Yadron’s hypothesis that Apple is the company in question being ordered to assist the government would suggest that the Silicon Valley giant wasn’t bragging when it announced a few months ago that new encryption protocols being implemented on the iPhone would render data on those devices all but impossible to recover.

“On devices running iOS 8, your personal data such as photos, messages (including attachments), email, contacts, call history, iTunes content, notes, and reminders is placed under the protection of your passcode,” Apple said in September. "Unlike our competitors, Apple cannot bypass your passcode and therefore cannot access this data. So it's not technically feasible for us to respond to government warrants for the extraction of this data from devices in their possession running iOS 8.” Google said soon after that all Android devices would come with encryption enabled out of the box, which if properly implemented would prohibit law enforcement from accessing data as well. James Comey, the director of the FBI, outright condemned both companies afterward.

Regardless of what company was compelled to assist the authorities with Gorenstein’s latest ruling, the repercussions could means that any promises made by American companies concerning privacy are at risk of being broken with only a magistrate’s signature.

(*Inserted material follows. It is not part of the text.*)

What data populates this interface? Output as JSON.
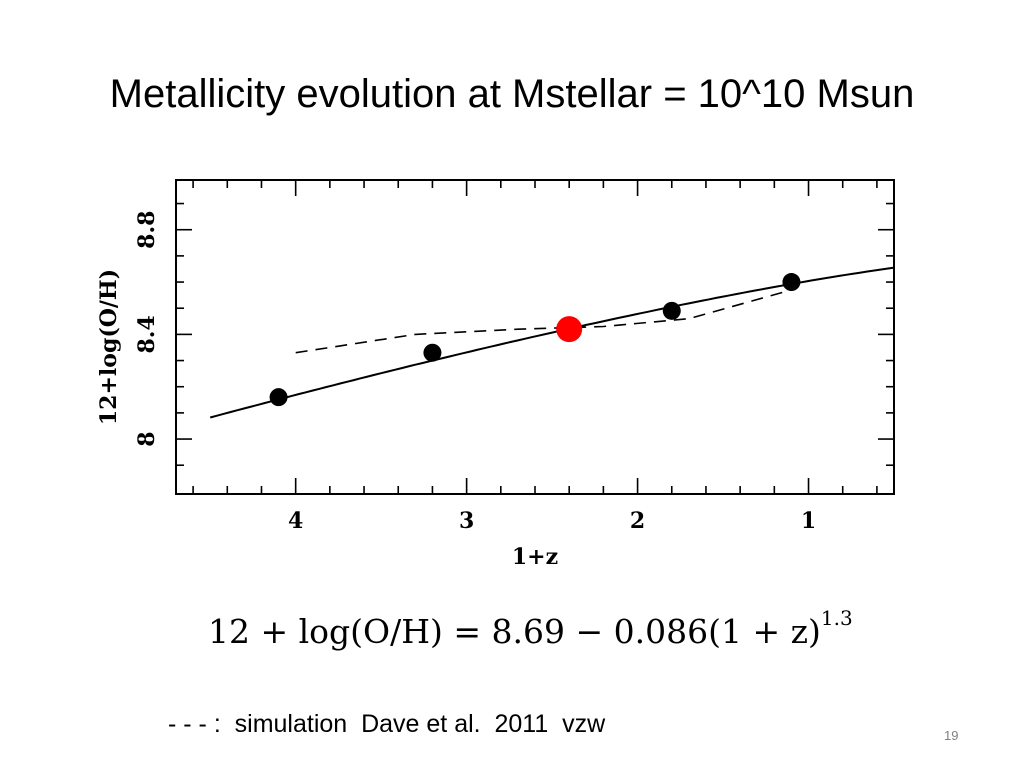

“It’s part of what I think is going to be the next biggest fight that we see on surveillance as everyone starts to implement encryption,” Jennifer Granick, director of civil liberties at Stanford University’s Center for Internet and Society, told the Journal. With regards to the “technical assistance” provision ordered by the court, Granick asked, “Does this mean you have to do something to your product to make it surveillance friendly?”

Such requests aren’t restricted to solely the cell phone realm, either. Last year, encrypted email service Lavabit made headlines when a federal judge asked, under seal, for the company’s owner to provide the government with its master encryption keys because it was believed to be the only way authorities could monitor the conversations of a single user. When Lavabit’s owner, Ladar Levison, refused to immediately provide “technical assistance” in that case, prosecutors asked the court to consider charging him with contempt.

“If the government were to start coercing internet service providers to fundamentally undermine their services, on pain of obstruction of justice charges, I think a lot of companies would respond by either shutting down or designing services that are effectively impossible to wiretap in any way,” Brian Hauss, an attorney for the American Civil Liberties Union, told RT at the time. “That would be a tremendous waste of resources, and it would effectively prevent law enforcement from getting even the targeted information it needs to build a case. That’s why it’s so important for the government to show restraint when coercing service providers to assist in its investigations."

It’s unclear if the company at the center of the current Gorenstein case objected to the court’s response. Previously, Gorenstein landed in the news when he signed an order in July requiring Google to let authorities search the entire Gmail inbox of a criminal suspect.